Ridge regression is a model tuning method that’s used to analyse any data that suffers from multicollinearity. This method performs L2 regularization. When the problem of multicollinearity occurs, least-squares are unbiased, and variances are large, this leads to predicted values being distant from the actual values.

The associated fee function for ridge regression:

Lambda is the penalty term. λ given here is denoted by an alpha parameter within the ridge function. So, by changing the values of alpha, we’re controlling the penalty term. The upper the values of alpha, the larger is the penalty and due to this fact the magnitude of coefficients is reduced.

- It shrinks the parameters. Subsequently, it’s used to stop multicollinearity
- It reduces the model complexity by coefficient shrinkage
- Try the free course on regression evaluation.

**Ridge Regression Models **

For any sort of regression machine learning model, the standard regression equation forms the bottom which is written as:

Where Y is the dependent variable, X represents the independent variables, B is the regression coefficients to be estimated, and e represents the errors are residuals.

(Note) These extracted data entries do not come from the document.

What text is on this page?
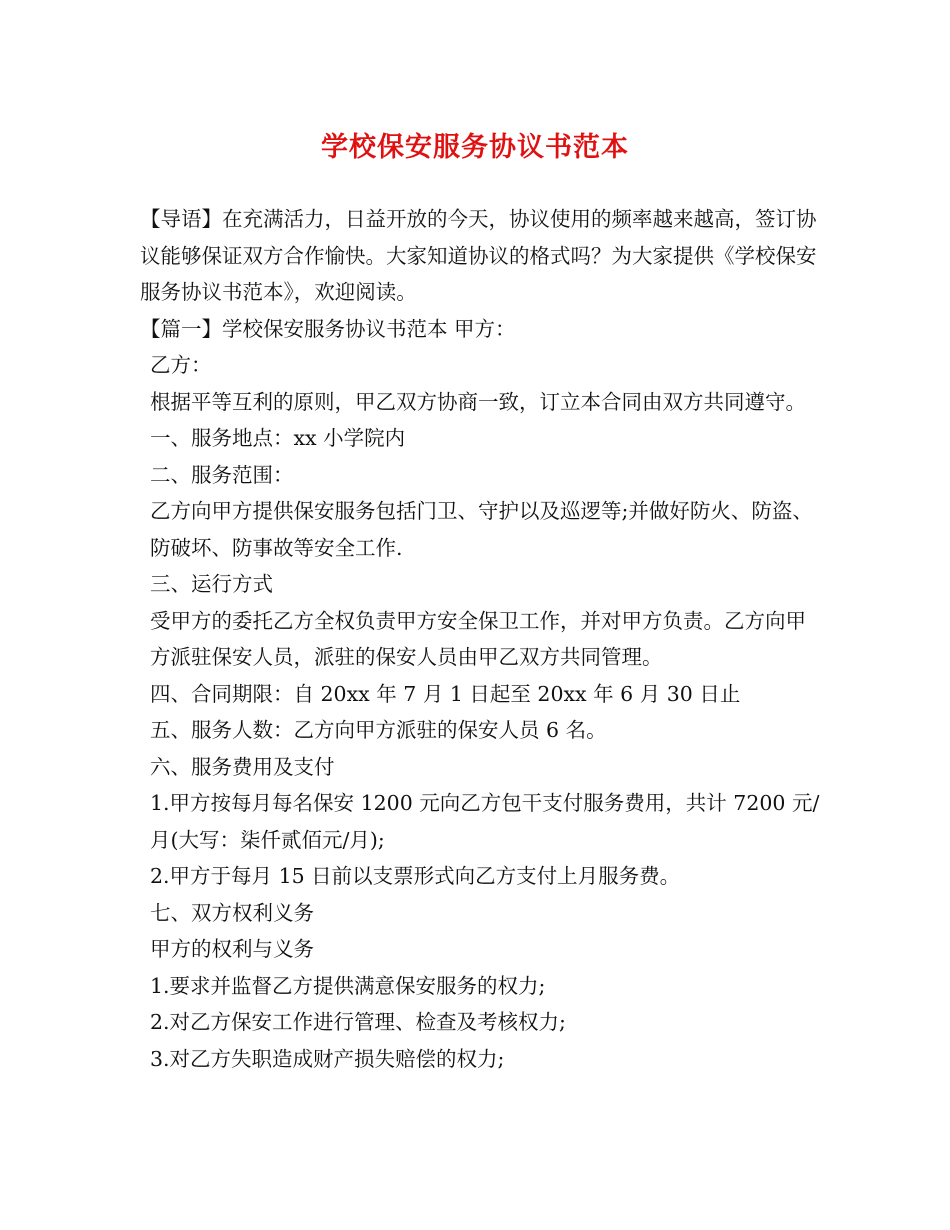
学校保安服务协议书范本

【导语】在充满活力，日益开放的今天，协议使用的频率越来越高，签订协议能够保证双方合作愉快。大家知道协议的格式吗？为大家提供《学校保安服务协议书范本》，欢迎阅读。

【篇一】学校保安服务协议书范本 甲方：

乙方：

根据平等互利的原则，甲乙双方协商一致，订立本合同由双方共同遵守。

一、服务地点：xx 小学院内

二、服务范围：

乙方向甲方提供保安服务包括门卫、守护以及巡逻等;并做好防火、防盗、防破坏、防事故等安全工作.

三、运行方式

受甲方的委托乙方全权负责甲方安全保卫工作，并对甲方负责。乙方向甲方派驻保安人员，派驻的保安人员由甲乙双方共同管理。

四、合同期限：自 20xx 年 7 月 1 日起至 20xx 年 6 月 30 日止

五、服务人数：乙方向甲方派驻的保安人员 6 名。

六、服务费用及支付

1.甲方按每月每名保安 1200 元向乙方包干支付服务费用，共计 7200 元/月(大写：柒仟贰佰元/月);

2.甲方于每月 15 日前以支票形式向乙方支付上月服务费。

七、双方权利义务

甲方的权利与义务

1.要求并监督乙方提供满意保安服务的权力;

2.对乙方保安工作进行管理、检查及考核权力;

3.对乙方失职造成财产损失赔偿的权力;
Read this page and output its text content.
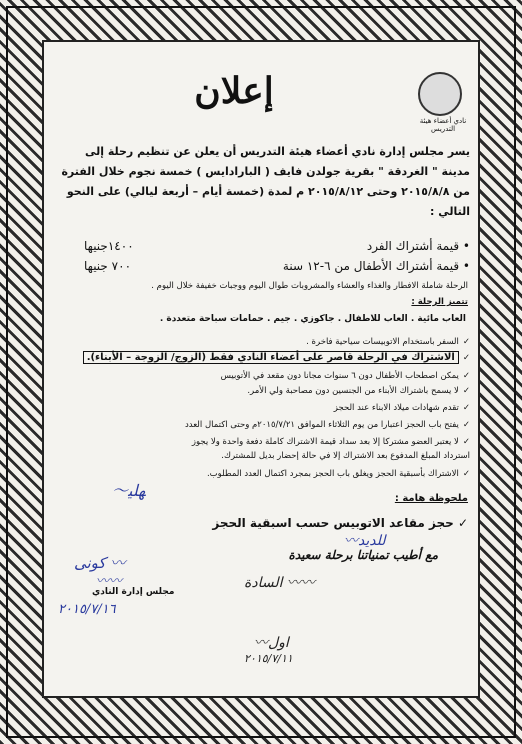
نادي أعضاء هيئة التدريس
إعلان
يسر مجلس إدارة نادي أعضاء هيئة التدريس أن يعلن عن تنظيم رحلة إلى
مدينة " الغردقة " بقرية جولدن فايف ( البارادايس ) خمسة نجوم خلال الفترة
من ٢٠١٥/٨/٨ وحتى ٢٠١٥/٨/١٢ م لمدة (خمسة أيام – أربعة ليالي) على النحو
التالي :
• قيمة أشتراك الفرد
١٤٠٠جنيها
• قيمة أشتراك الأطفال من ٦-١٢ سنة
٧٠٠ جنيها
الرحلة شاملة الافطار والغذاء والعشاء والمشروبات طوال اليوم ووجبات خفيفة خلال اليوم .
تتميز الرحلة :
العاب مائية . العاب للاطفال . جاكوزي . جيم . حمامات سباحة متعددة .
✓السفر باستخدام الاتوبيسات سياحية فاخرة .
✓الاشتراك في الرحلة قاصر على أعضاء النادي فقط (الزوج/ الزوجة – الأبناء).
✓يمكن اصطحاب الأطفال دون ٦ سنوات مجانا دون مقعد في الأتوبيس
✓لا يسمح باشتراك الأبناء من الجنسين دون مصاحبة ولي الأمر.
✓تقدم شهادات ميلاد الابناء عند الحجز
✓يفتح باب الحجز اعتبارا من يوم الثلاثاء الموافق ٢٠١٥/٧/٢١م وحتى اكتمال العدد
✓لا يعتبر العضو مشتركا إلا بعد سداد قيمة الاشتراك كاملة دفعة واحدة ولا يجوز
استرداد المبلغ المدفوع بعد الاشتراك إلا في حالة إحضار بديل للمشترك.
✓الاشتراك بأسبقية الحجز ويغلق باب الحجز بمجرد اكتمال العدد المطلوب.
ملحوظة هامة :
✓ حجز مقاعد الاتوبيس حسب اسبقية الحجز
مع أطيب تمنياتنا برحلة سعيدة
مجلس إدارة النادي
〜ﻬﻠﯿ
ﻛﻮﻧﯽ 〰
〰〰
〰ﻟﻠﺪﻳﺪ
٢٠١٥/٧/١٦
ﺍﻟﺴﺎﺩﺓ 〰〰
〰ﺍﻭﻝ
٢٠١٥/٧/١١
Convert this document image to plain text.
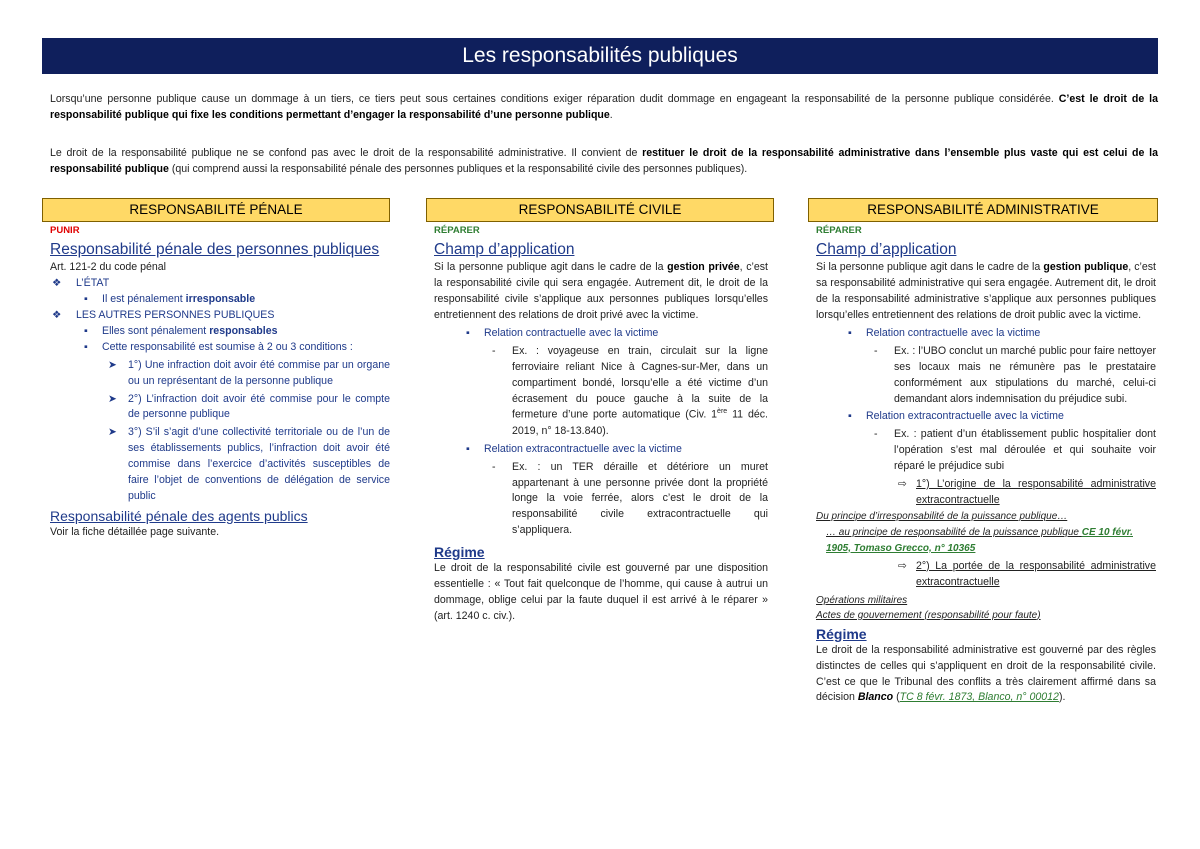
Les responsabilités publiques
Lorsqu’une personne publique cause un dommage à un tiers, ce tiers peut sous certaines conditions exiger réparation dudit dommage en engageant la responsabilité de la personne publique considérée. C’est le droit de la responsabilité publique qui fixe les conditions permettant d’engager la responsabilité d’une personne publique.
Le droit de la responsabilité publique ne se confond pas avec le droit de la responsabilité administrative. Il convient de restituer le droit de la responsabilité administrative dans l’ensemble plus vaste qui est celui de la responsabilité publique (qui comprend aussi la responsabilité pénale des personnes publiques et la responsabilité civile des personnes publiques).
RESPONSABILITÉ PÉNALE
PUNIR
Responsabilité pénale des personnes publiques
Art. 121-2 du code pénal
❖ L’ÉTAT
▪ Il est pénalement irresponsable
❖ LES AUTRES PERSONNES PUBLIQUES
▪ Elles sont pénalement responsables
▪ Cette responsabilité est soumise à 2 ou 3 conditions :
➤ 1°) Une infraction doit avoir été commise par un organe ou un représentant de la personne publique
➤ 2°) L’infraction doit avoir été commise pour le compte de personne publique
➤ 3°) S’il s’agit d’une collectivité territoriale ou de l’un de ses établissements publics, l’infraction doit avoir été commise dans l’exercice d’activités susceptibles de faire l’objet de conventions de délégation de service public
Responsabilité pénale des agents publics
Voir la fiche détaillée page suivante.
RESPONSABILITÉ CIVILE
RÉPARER
Champ d’application
Si la personne publique agit dans le cadre de la gestion privée, c’est la responsabilité civile qui sera engagée. Autrement dit, le droit de la responsabilité civile s’applique aux personnes publiques lorsqu’elles entretiennent des relations de droit privé avec la victime.
▪ Relation contractuelle avec la victime
- Ex. : voyageuse en train, circulait sur la ligne ferroviaire reliant Nice à Cagnes-sur-Mer, dans un compartiment bondé, lorsqu’elle a été victime d’un écrasement du pouce gauche à la suite de la fermeture d’une porte automatique (Civ. 1ère 11 déc. 2019, n° 18-13.840).
▪ Relation extracontractuelle avec la victime
- Ex. : un TER déraille et détériore un muret appartenant à une personne privée dont la propriété longe la voie ferrée, alors c’est le droit de la responsabilité civile extracontractuelle qui s’appliquera.
Régime
Le droit de la responsabilité civile est gouverné par une disposition essentielle : « Tout fait quelconque de l’homme, qui cause à autrui un dommage, oblige celui par la faute duquel il est arrivé à le réparer » (art. 1240 c. civ.).
RESPONSABILITÉ ADMINISTRATIVE
RÉPARER
Champ d’application
Si la personne publique agit dans le cadre de la gestion publique, c’est sa responsabilité administrative qui sera engagée. Autrement dit, le droit de la responsabilité administrative s’applique aux personnes publiques lorsqu’elles entretiennent des relations de droit public avec la victime.
▪ Relation contractuelle avec la victime
- Ex. : l’UBO conclut un marché public pour faire nettoyer ses locaux mais ne rémunère pas le prestataire conformément aux stipulations du marché, celui-ci demandant alors indemnisation du préjudice subi.
▪ Relation extracontractuelle avec la victime
- Ex. : patient d’un établissement public hospitalier dont l’opération s’est mal déroulée et qui souhaite voir réparé le préjudice subi
⇨ 1°) L’origine de la responsabilité administrative extracontractuelle
Du principe d’irresponsabilité de la puissance publique…
… au principe de responsabilité de la puissance publique CE 10 févr. 1905, Tomaso Grecco, n° 10365
⇨ 2°) La portée de la responsabilité administrative extracontractuelle
Opérations militaires
Actes de gouvernement (responsabilité pour faute)
Régime
Le droit de la responsabilité administrative est gouverné par des règles distinctes de celles qui s’appliquent en droit de la responsabilité civile. C’est ce que le Tribunal des conflits a très clairement affirmé dans sa décision Blanco (TC 8 févr. 1873, Blanco, n° 00012).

Once we add the lambda function to this equation, the variance that is just not evaluated by the overall model is taken into account. After the info is prepared and identified to be a part of L2 regularization, there are steps that one can undertake.

**Standardization **

In ridge regression, step one is to standardize the variables (each dependent and independent) by subtracting their means and dividing by their standard deviations. This causes a challenge in notation since we must someway indicate whether the variables in a specific formula are standardized or not. So far as standardization is anxious, all ridge regression calculations are based on standardized variables. When the ultimate regression coefficients are displayed, they’re adjusted back into their original scale. Nonetheless, the ridge trace is on a standardized scale.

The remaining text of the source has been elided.